Lesson plan, worksheet(s), and rubric (if any) at www.usmint.gov/kids/teachers/lessonPlans/pdf/354-359.pdf.

- Put list of terms on the board and review definitions.
- Demonstrate that finding an ordered pair on a grid (5,4) would be 5 over to the right (horizontally) and 4 up (vertically). Pass out the “Coordinate Grid” worksheet (page 20) and ask students to complete it.
- Display the enlarged picture of the quarter with the grid. Demonstrate how to enlarge the picture on the board as follows: Measure the distance between grid lines, Multiply the distance between grid lines by three, and draw a larger grid on the board, transfer the image from the paper to the board by drawing the contents of each grid block in the appropriate box on the board.
- Distribute the “Enlarge a Quarter” worksheet (page 21). Have students use a pencil and a ruler to draw in grid lines (to make a grid five boxes across, and five boxes down, gridlines should be three centimeters apart). NOTE: For younger students, you may wish to draw in gridlines before copying sheets.
- Students will enlarge the picture, using the grid as a guide.
- Students can erase the grid lines, and then color in their picture. These pictures can be displayed in the classroom.

### Enrichments/Extensions

- Students can create a picture (e.g., a tree, a star) or design made up of points plotted on a grid, and determine the ordered pair for each point. The student can then read the ordered pairs to a partner, who will plot them on a grid, connecting the dots to achieve the same picture.
- Students can create their own coordinate grid puzzle, like that on page 20. Students can write a question referring to some aspect of the lesson, and then “hide” the answer in a grid.
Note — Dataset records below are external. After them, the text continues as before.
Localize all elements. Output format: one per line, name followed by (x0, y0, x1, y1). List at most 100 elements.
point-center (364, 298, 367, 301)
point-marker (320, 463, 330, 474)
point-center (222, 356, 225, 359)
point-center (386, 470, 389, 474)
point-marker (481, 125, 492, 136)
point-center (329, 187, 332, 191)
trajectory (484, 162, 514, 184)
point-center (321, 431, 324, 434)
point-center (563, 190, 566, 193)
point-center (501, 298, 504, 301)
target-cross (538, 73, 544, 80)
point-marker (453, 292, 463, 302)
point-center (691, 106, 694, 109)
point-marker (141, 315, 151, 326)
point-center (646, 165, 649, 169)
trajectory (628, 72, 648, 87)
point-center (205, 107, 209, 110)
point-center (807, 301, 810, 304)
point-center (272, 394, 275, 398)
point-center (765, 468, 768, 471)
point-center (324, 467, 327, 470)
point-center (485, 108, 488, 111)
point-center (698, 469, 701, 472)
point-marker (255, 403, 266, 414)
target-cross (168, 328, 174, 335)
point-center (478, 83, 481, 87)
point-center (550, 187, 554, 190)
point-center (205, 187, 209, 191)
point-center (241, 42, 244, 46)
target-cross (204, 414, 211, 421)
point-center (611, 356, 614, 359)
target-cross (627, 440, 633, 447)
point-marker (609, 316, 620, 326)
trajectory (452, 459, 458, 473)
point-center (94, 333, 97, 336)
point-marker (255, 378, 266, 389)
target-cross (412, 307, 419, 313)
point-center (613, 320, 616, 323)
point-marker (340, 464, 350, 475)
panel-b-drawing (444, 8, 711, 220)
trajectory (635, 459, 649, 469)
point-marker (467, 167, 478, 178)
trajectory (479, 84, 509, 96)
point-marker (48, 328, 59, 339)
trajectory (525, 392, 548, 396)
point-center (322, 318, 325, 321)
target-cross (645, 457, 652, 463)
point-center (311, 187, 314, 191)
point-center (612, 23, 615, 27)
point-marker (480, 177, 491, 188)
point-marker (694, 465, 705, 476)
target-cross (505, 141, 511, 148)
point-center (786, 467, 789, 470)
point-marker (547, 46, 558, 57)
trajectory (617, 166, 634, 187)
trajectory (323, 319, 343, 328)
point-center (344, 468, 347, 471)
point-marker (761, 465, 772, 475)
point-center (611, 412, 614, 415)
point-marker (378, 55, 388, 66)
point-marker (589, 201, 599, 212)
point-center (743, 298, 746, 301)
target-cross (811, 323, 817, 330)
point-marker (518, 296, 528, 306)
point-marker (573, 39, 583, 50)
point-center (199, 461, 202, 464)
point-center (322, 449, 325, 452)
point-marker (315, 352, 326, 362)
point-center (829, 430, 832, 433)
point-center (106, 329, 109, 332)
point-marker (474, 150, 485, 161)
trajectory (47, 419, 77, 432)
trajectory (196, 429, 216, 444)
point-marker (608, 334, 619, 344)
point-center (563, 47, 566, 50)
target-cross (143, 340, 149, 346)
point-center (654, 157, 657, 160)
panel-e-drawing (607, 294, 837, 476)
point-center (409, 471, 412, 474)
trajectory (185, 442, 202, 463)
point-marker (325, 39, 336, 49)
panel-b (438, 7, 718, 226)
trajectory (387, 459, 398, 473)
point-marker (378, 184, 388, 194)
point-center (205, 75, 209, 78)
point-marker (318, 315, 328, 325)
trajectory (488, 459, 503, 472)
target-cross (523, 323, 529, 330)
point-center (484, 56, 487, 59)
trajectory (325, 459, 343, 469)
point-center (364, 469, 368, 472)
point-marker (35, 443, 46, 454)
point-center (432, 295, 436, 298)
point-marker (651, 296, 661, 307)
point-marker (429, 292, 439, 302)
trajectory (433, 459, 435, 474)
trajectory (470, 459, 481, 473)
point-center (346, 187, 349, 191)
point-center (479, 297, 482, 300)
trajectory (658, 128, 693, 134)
By assigning a letter to various points in the grid, and then listing the ordered pairs in the correct order, students will make a puzzle for a partner to decipher.

Use the worksheets and class participation to assess whether the students have met the lesson objectives.

There are no related resources for this lesson plan.

**Discipline**: Math

**Domain**: 5.G Geometry

**Grade(s)**:
Grade 5

**Cluster**: Graph points on the coordinate plane to solve real-world and mathematical problems

**Standards**:

**5.G.1.**Use a pair of perpendicular number lines, called axes, to define a coordinate system, with the intersection of the lines (the origin) arranged to coincide with the 0 on each line and a given point in the plane located by using an ordered pair of numbers, called its coordinates.- Understand that the first number indicates how far to travel from the origin in the direction of one axis, and the second number indicates how far to travel in the direction of the second axis, with the convention that the names of the two axes and the coordinates correspond (e.g., x-axis and x-coordinate, y-axis and y-coordinate).

**5.G.2.**Represent real world and mathematical problems by graphing points in the first quadrant of the coordinate plane, and interpret coordinate values of points in the context of the situation.

**Discipline**: Mathematics

**Domain**: 3-5 Data Analysis and Probability

**Cluster**: Formulate questions that can be addressed with data and collect, organize, and display relevant data to answer them.

**Grade(s)**:
Grades 3–5

**Standards**:

In grades 3–5 all students should

- design investigations to address a question and consider how data-collection methods affect the nature of the data set;
- collect data using observations, surveys, and experiments;
- represent data using tables and graphs such as line plots, bar graphs, and line graphs; and
- recognize the differences in representing categorical and numerical data.